SAIA DO SOL E DA CHUVA, ENTRE...

A morada é simples, é sertaneja, mas tem alimento para o espírito, amizade e afeto.



domingo, 7 de abril de 2013

“VAI CHOVER E NÃO TEM LENHA...” (Crônica)


Rangel Alves da Costa*


“Vai chover e não tem lenha”, dizia a mulher tomada de aflição. Mas poderia estar gritando, falando com seus botões, num proseado qualquer ou segredando a alguém. E isso porque chover e não ter lenha significa muita coisa, muito além do que qualquer um possa imaginar.
Ora, vai chover e não tem lenha pode significar um inevitável acontecimento sem que a pessoa esteja preparada. De repente vai bater a porta, vai chegar, vai acontecer, e não há nada que se possa fazer para ser de outro jeito.
Também pode expressar uma oportunidade que conscientemente vai ser perdida. Alguém tanto sonhou, tanto desejou que algo acontecesse, e quando acontece não será capaz de usufruir. A roupa bonita chegou e sabe que não pode comprar; tanto que planejou a viagem, mas não poderá fugir de uma responsabilidade muito maior.
Chover e não ter lenha denota ainda desesperança, impotência, sensação de impossibilidade, desprezo, carência, pobreza.
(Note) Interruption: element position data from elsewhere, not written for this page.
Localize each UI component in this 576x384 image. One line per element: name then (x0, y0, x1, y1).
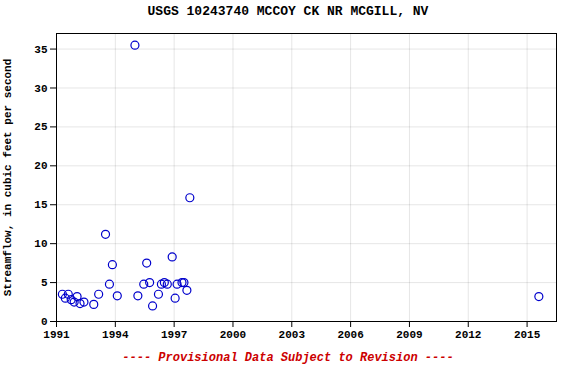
svg-text:1994: 1994 (102, 329, 129, 341)
svg-text:10: 10 (34, 238, 47, 250)
svg-text:20: 20 (34, 160, 47, 172)
svg-text:15: 15 (34, 199, 48, 211)
svg-text:2015: 2015 (514, 329, 541, 341)
svg-text:35: 35 (34, 44, 48, 56)
svg-text:25: 25 (34, 121, 48, 133)
svg-text:1991: 1991 (43, 329, 70, 341)
svg-text:2003: 2003 (279, 329, 306, 341)
svg-text:0: 0 (41, 316, 48, 328)
svg-text:2012: 2012 (455, 329, 481, 341)
svg-text:5: 5 (41, 277, 48, 289)
svg-text:2000: 2000 (220, 329, 246, 341)
svg-text:2006: 2006 (337, 329, 363, 341)
svg-text:Streamflow, in cubic feet per: Streamflow, in cubic feet per second (2, 59, 14, 297)
html-text:---- Provisional Data Subject: ---- Provisional Data Subject to Revisio… (122, 351, 454, 365)
svg-text:30: 30 (34, 83, 47, 95)
html-text:USGS 10243740 MCCOY CK NR MCGI: USGS 10243740 MCCOY CK NR MCGILL, NV (147, 4, 429, 19)
svg-text:1997: 1997 (161, 329, 187, 341)
svg-text:2009: 2009 (396, 329, 422, 341)
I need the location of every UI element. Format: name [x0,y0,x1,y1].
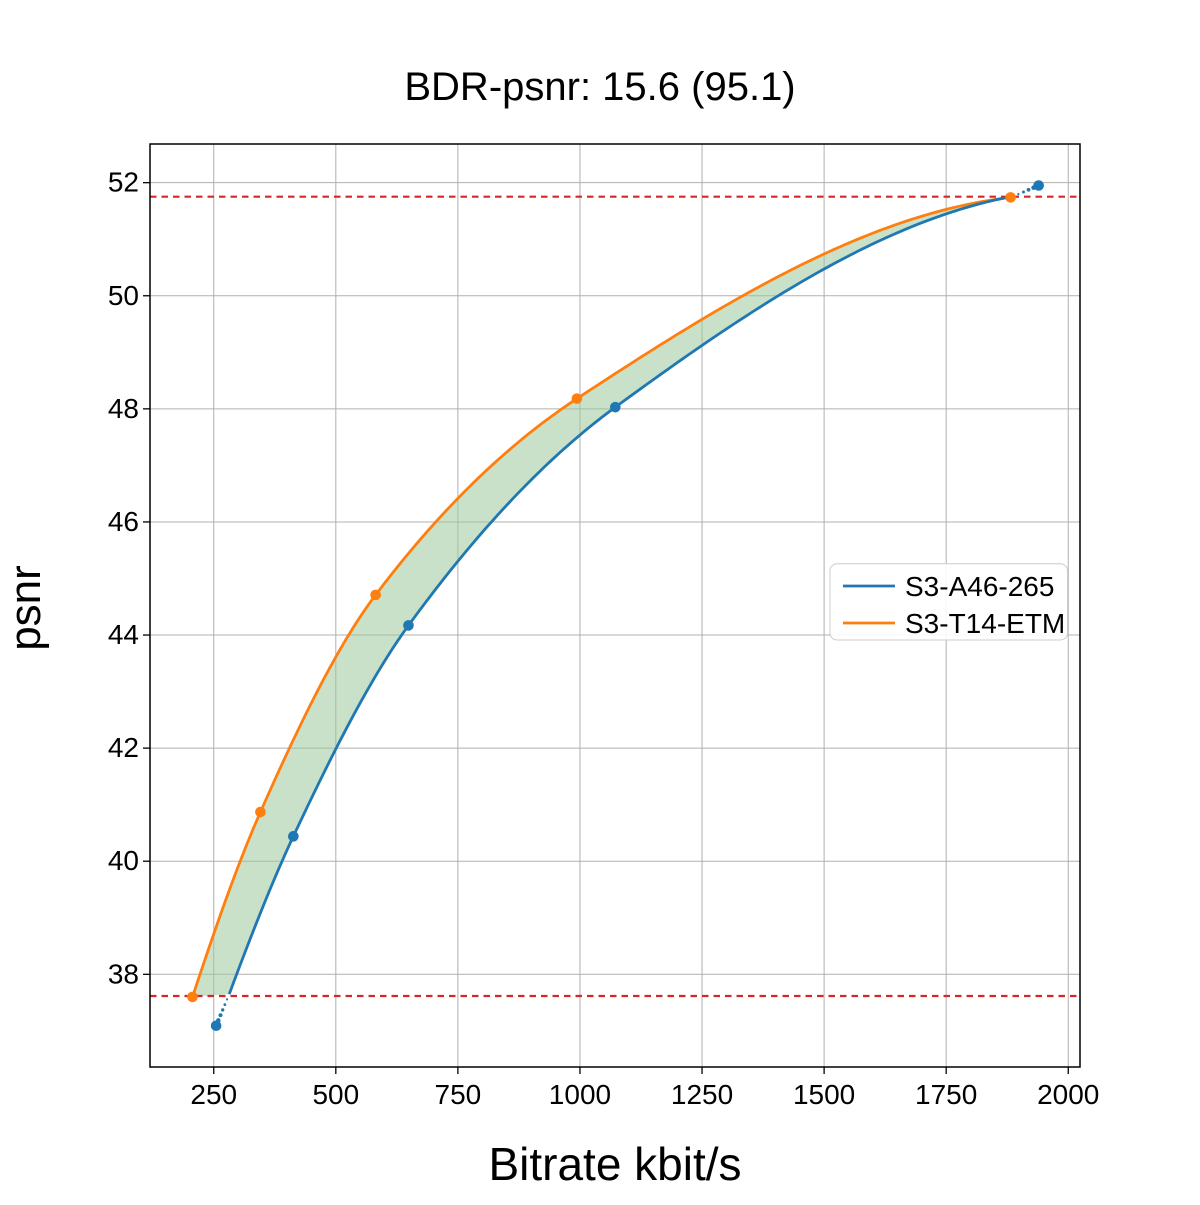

Por mais que a pessoa saiba que os tempos serão ainda mais difíceis se não tomar uma atitude agora, ainda assim permanece na inércia e na certeza que tudo será realmente pior.
Mas aqui buscarei ressaltar a forma mais usual e costumeira que se dá à expressão “vai chover e não tem lenha”. Quem é sertanejo, e de mais idade, certamente já ouviu tal expressão. E é usada exatamente para dizer que é preciso correr para o mato e catar toras e pedaços de pau porque logo vai cair chuvarada e o fogão de lenha ficará sem seu combustível.
Os mais jovens, moradores dos centros urbanos e que nem conhecem a realidade da pobreza que habita mais adiante, não imaginam como seja a angustiante vida nas taperas e casebres, na eterna e incansável luta pela sobrevivência, realmente não sabem o que seja um fogão de lenha com uma panela velha e quase vazia por cima.
Nas cidades, atualmente será raridade encontrar uma casa sem fogão a gás e que tenha o fogão de lenha como uma maneira de preparar alimentos. Algumas residências ainda mantêm fogões nos quintais, mas apenas para o cozimento de uma comida mais custosa de preparo, como doces e paneladas.
Muito diferente do que ocorre nos lares empobrecidos à beira das estradas, nos descampados e escondidos no meio das brenhas mais distantes. Nestes locais, aonde até o fogão a gás dificilmente chega pelo preço e pelo custo do gás, bem como pela falta do que cozinhar, não há outra saída senão recorrer ao mesmo fogo usado desde os tempos das cavernas.
Contudo, não basta ter o fogão no chão do quintal ou mesmo num elevado de barro na cozinha se não houver com o que acendê-lo. E também pelo preço e acessibilidade, na maioria das vezes despreza-se o carvão para utilizar somente a madeira, a lenha. Mas também não é toda lenha que se presta para acender fogão, pois a mesma tem de estar sequinha, daquelas que estalam com o sol escaldante.
Daí porque a lenha é tão importante para o pobre, para aquele que só pode dispor do combustível vegetal para acender seu fogão e nele cozinhar seu feijão com toucinho, seu cozido de preá, qualquer alimento que possuir. Mas seja o que for que coloque na panela, certamente a comida ficará infinitamente mais saborosa que a preparada em fogão a gás, seja ele o mais chique e caro que exista.
Tem-se, assim, que nas moradias dessas carentes famílias não pode faltar lenha, e de jeito nenhum. Como moram próximos ou mesmo ao lado da mataria tudo fica mais fácil, pois basta que alguém vá até lá e procure a madeira adequada para a chama e o braseiro. Adequada porque não adianta madeira verdosa nem tronco largo. Madeira pra fogão tem de ser lenha mesmo, ou seja, aqueles pedaços ressequidos pelo sol, pequenas toras de árvores mortas que se espalham pelo chão, gravetos maiores.
Geralmente as famílias mantêm um estoque de lenha em local protegido da chuva. A cada dia, basta seguir até ali e pegar um punhado e depois acender o fogo. Mas se de repente faltar? Ora, se de repente faltar alguém vai ter de catar lenha nos arredores, na mataria. E é bom que faça isso logo antes que comece a chover. Caiu chuvarada e a lenha fica imprestável.
Por isso mesmo que ao sair no quintal e olhar para as nuvens carregadas, em tempo de despejar meio mundo de água, a mulher logo grita para o marido ou o filho: “Corre, corre que vai chover e não tem lenha!”.